Dengan menganalisa revenue, kata dia, bisa diprediksi berapa lama ketahanan industri yang bersangkutan, apakah sebulan, dua bulan atau empat bulan. Selanjutnya pelaku usaha bisa melakukan satu keputusan cepat dengan memperhatikan dari banyak aspek, apakah harus memutus hubungan kerja atau PHK karyawan, memotong THR atau menurunkan gaji?.
Di sisi lain, dengan melakukan evaluasi terhadap transaksi, maka pengusaha bisa melakukan manuver atau perubahan konsep penjualan.
"Channel transaksi berubah. Prioritaskan channel digital. Transaksi tanpa tatap muka menjadi suatu keharusan," kata Supriyadi.
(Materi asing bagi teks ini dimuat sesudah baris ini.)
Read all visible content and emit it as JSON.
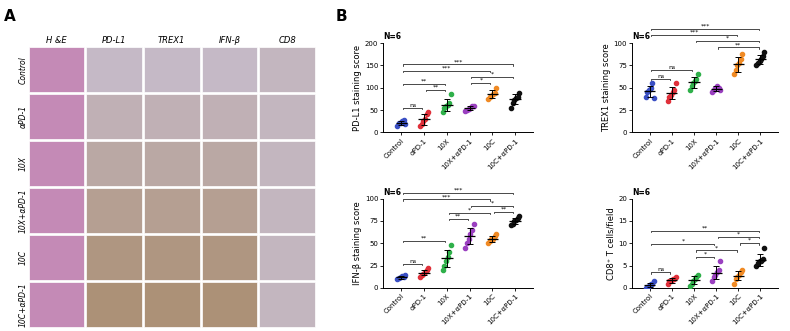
{
  "figure": {
    "panel_labels": [
      "A",
      "B"
    ],
    "histology": {
      "columns": [
        "H &E",
        "PD-L1",
        "TREX1",
        "IFN-β",
        "CD8"
      ],
      "rows": [
        "Control",
        "αPD-1",
        "10X",
        "10X+αPD-1",
        "10C",
        "10C+αPD-1"
      ]
    }
  },
  "chart_data": [
    {
      "type": "scatter",
      "annotation": "N=6",
      "y_label": "PD-L1 staining score",
      "categories": [
        "Control",
        "αPD-1",
        "10X",
        "10X+αPD-1",
        "10C",
        "10C+αPD-1"
      ],
      "values": [
        [
          15,
          20,
          22,
          25,
          28,
          18
        ],
        [
          15,
          18,
          25,
          30,
          42,
          45
        ],
        [
          45,
          55,
          60,
          62,
          65,
          85
        ],
        [
          48,
          50,
          52,
          55,
          58,
          60
        ],
        [
          75,
          80,
          82,
          85,
          88,
          100
        ],
        [
          55,
          65,
          72,
          78,
          80,
          88
        ]
      ],
      "means": [
        21,
        29,
        62,
        54,
        85,
        74
      ],
      "errors": [
        4,
        12,
        13,
        4,
        9,
        11
      ],
      "colors": [
        "#3a4fc4",
        "#e0303a",
        "#2fb04a",
        "#9a40c0",
        "#f08a24",
        "#111111"
      ],
      "marker": "o",
      "ylim": [
        0,
        200
      ],
      "yticks": [
        0,
        50,
        100,
        150,
        200
      ],
      "significance": [
        {
          "from": "Control",
          "to": "αPD-1",
          "label": "ns"
        },
        {
          "from": "Control",
          "to": "10X",
          "label": "**"
        },
        {
          "from": "αPD-1",
          "to": "10X",
          "label": "**"
        },
        {
          "from": "Control",
          "to": "10C",
          "label": "***"
        },
        {
          "from": "Control",
          "to": "10C+αPD-1",
          "label": "***"
        },
        {
          "from": "10X+αPD-1",
          "to": "10C",
          "label": "*"
        },
        {
          "from": "10X+αPD-1",
          "to": "10C+αPD-1",
          "label": "*"
        }
      ]
    },
    {
      "type": "scatter",
      "annotation": "N=6",
      "y_label": "TREX1 staining score",
      "categories": [
        "Control",
        "αPD-1",
        "10X",
        "10X+αPD-1",
        "10C",
        "10C+αPD-1"
      ],
      "values": [
        [
          40,
          45,
          48,
          50,
          55,
          38
        ],
        [
          35,
          40,
          42,
          45,
          48,
          55
        ],
        [
          48,
          52,
          55,
          58,
          60,
          65
        ],
        [
          45,
          48,
          50,
          52,
          50,
          47
        ],
        [
          65,
          70,
          75,
          78,
          82,
          88
        ],
        [
          75,
          78,
          80,
          82,
          85,
          90
        ]
      ],
      "means": [
        46,
        44,
        56,
        49,
        76,
        82
      ],
      "errors": [
        6,
        7,
        6,
        3,
        8,
        5
      ],
      "colors": [
        "#3a4fc4",
        "#e0303a",
        "#2fb04a",
        "#9a40c0",
        "#f08a24",
        "#111111"
      ],
      "marker": "o",
      "ylim": [
        0,
        100
      ],
      "yticks": [
        0,
        25,
        50,
        75,
        100
      ],
      "significance": [
        {
          "from": "Control",
          "to": "αPD-1",
          "label": "ns"
        },
        {
          "from": "Control",
          "to": "10X",
          "label": "ns"
        },
        {
          "from": "Control",
          "to": "10C",
          "label": "***"
        },
        {
          "from": "Control",
          "to": "10C+αPD-1",
          "label": "***"
        },
        {
          "from": "10X",
          "to": "10C+αPD-1",
          "label": "*"
        },
        {
          "from": "10X+αPD-1",
          "to": "10C+αPD-1",
          "label": "**"
        }
      ]
    },
    {
      "type": "scatter",
      "annotation": "N=6",
      "y_label": "IFN-β staining score",
      "categories": [
        "Control",
        "αPD-1",
        "10X",
        "10X+αPD-1",
        "10C",
        "10C+αPD-1"
      ],
      "values": [
        [
          10,
          11,
          12,
          13,
          12,
          14
        ],
        [
          12,
          15,
          16,
          18,
          20,
          22
        ],
        [
          20,
          25,
          30,
          35,
          40,
          48
        ],
        [
          45,
          50,
          55,
          60,
          65,
          72
        ],
        [
          50,
          52,
          55,
          55,
          58,
          60
        ],
        [
          70,
          72,
          75,
          76,
          78,
          80
        ]
      ],
      "means": [
        12,
        17,
        33,
        58,
        55,
        75
      ],
      "errors": [
        1.5,
        3,
        10,
        9,
        3.5,
        3.5
      ],
      "colors": [
        "#3a4fc4",
        "#e0303a",
        "#2fb04a",
        "#9a40c0",
        "#f08a24",
        "#111111"
      ],
      "marker": "o",
      "ylim": [
        0,
        100
      ],
      "yticks": [
        0,
        25,
        50,
        75,
        100
      ],
      "significance": [
        {
          "from": "Control",
          "to": "αPD-1",
          "label": "ns"
        },
        {
          "from": "Control",
          "to": "10X",
          "label": "**"
        },
        {
          "from": "10X",
          "to": "10X+αPD-1",
          "label": "**"
        },
        {
          "from": "10X",
          "to": "10C",
          "label": "*"
        },
        {
          "from": "Control",
          "to": "10C",
          "label": "***"
        },
        {
          "from": "Control",
          "to": "10C+αPD-1",
          "label": "***"
        },
        {
          "from": "10C",
          "to": "10C+αPD-1",
          "label": "**"
        },
        {
          "from": "10X+αPD-1",
          "to": "10C+αPD-1",
          "label": "*"
        }
      ]
    },
    {
      "type": "scatter",
      "annotation": "N=6",
      "y_label": "CD8⁺ T cells/field",
      "categories": [
        "Control",
        "αPD-1",
        "10X",
        "10X+αPD-1",
        "10C",
        "10C+αPD-1"
      ],
      "values": [
        [
          0,
          0.3,
          0.5,
          1,
          1,
          1.5
        ],
        [
          1,
          1.5,
          1.5,
          2,
          2,
          2.5
        ],
        [
          0.5,
          1,
          1.5,
          2,
          2.5,
          3
        ],
        [
          1.5,
          2.5,
          3,
          3.5,
          4,
          6
        ],
        [
          1,
          2,
          2.5,
          3,
          3.5,
          4
        ],
        [
          5,
          5.5,
          6,
          6,
          6.5,
          9
        ]
      ],
      "means": [
        0.7,
        1.7,
        1.7,
        3.4,
        2.7,
        6.3
      ],
      "errors": [
        0.5,
        0.5,
        0.9,
        1.5,
        1.0,
        1.4
      ],
      "colors": [
        "#3a4fc4",
        "#e0303a",
        "#2fb04a",
        "#9a40c0",
        "#f08a24",
        "#111111"
      ],
      "marker": "o",
      "ylim": [
        0,
        20
      ],
      "yticks": [
        0,
        5,
        10,
        15,
        20
      ],
      "significance": [
        {
          "from": "Control",
          "to": "αPD-1",
          "label": "ns"
        },
        {
          "from": "10X",
          "to": "10X+αPD-1",
          "label": "*"
        },
        {
          "from": "10X",
          "to": "10C",
          "label": "*"
        },
        {
          "from": "Control",
          "to": "10X+αPD-1",
          "label": "*"
        },
        {
          "from": "10C",
          "to": "10C+αPD-1",
          "label": "*"
        },
        {
          "from": "10X+αPD-1",
          "to": "10C+αPD-1",
          "label": "*"
        },
        {
          "from": "Control",
          "to": "10C+αPD-1",
          "label": "**"
        }
      ]
    }
  ]
}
Terakhir adalah lingkungan. Menurut dia, COVID-19 telah mengubah segalanya dan sekaligus membawa tantangan perubahan dengan attitude manusia, kebiasaan, perilaku membawa potensidampak signifikan bagi bisnis.
"Andaikan segalanya kembali normal September mendatang. Kita bebas bertemu muka, travelling, logistik mudah didapat. Semua kembali seperti semula. Tapi kebiasaan dan perilaku kita tidak akan sama lagi," ujar dia.
Sebagai pengusaha, kata dia, perlu mengantisipasi perubahan dengan desain bisnis yang mampu berevolusi, berkomunikasi, membangun, beroperasi, dan memberikan layanan terbaik bagi pelanggan. "Persiapkan bisnis untuk perubahan ke depan," kata Supriyadi.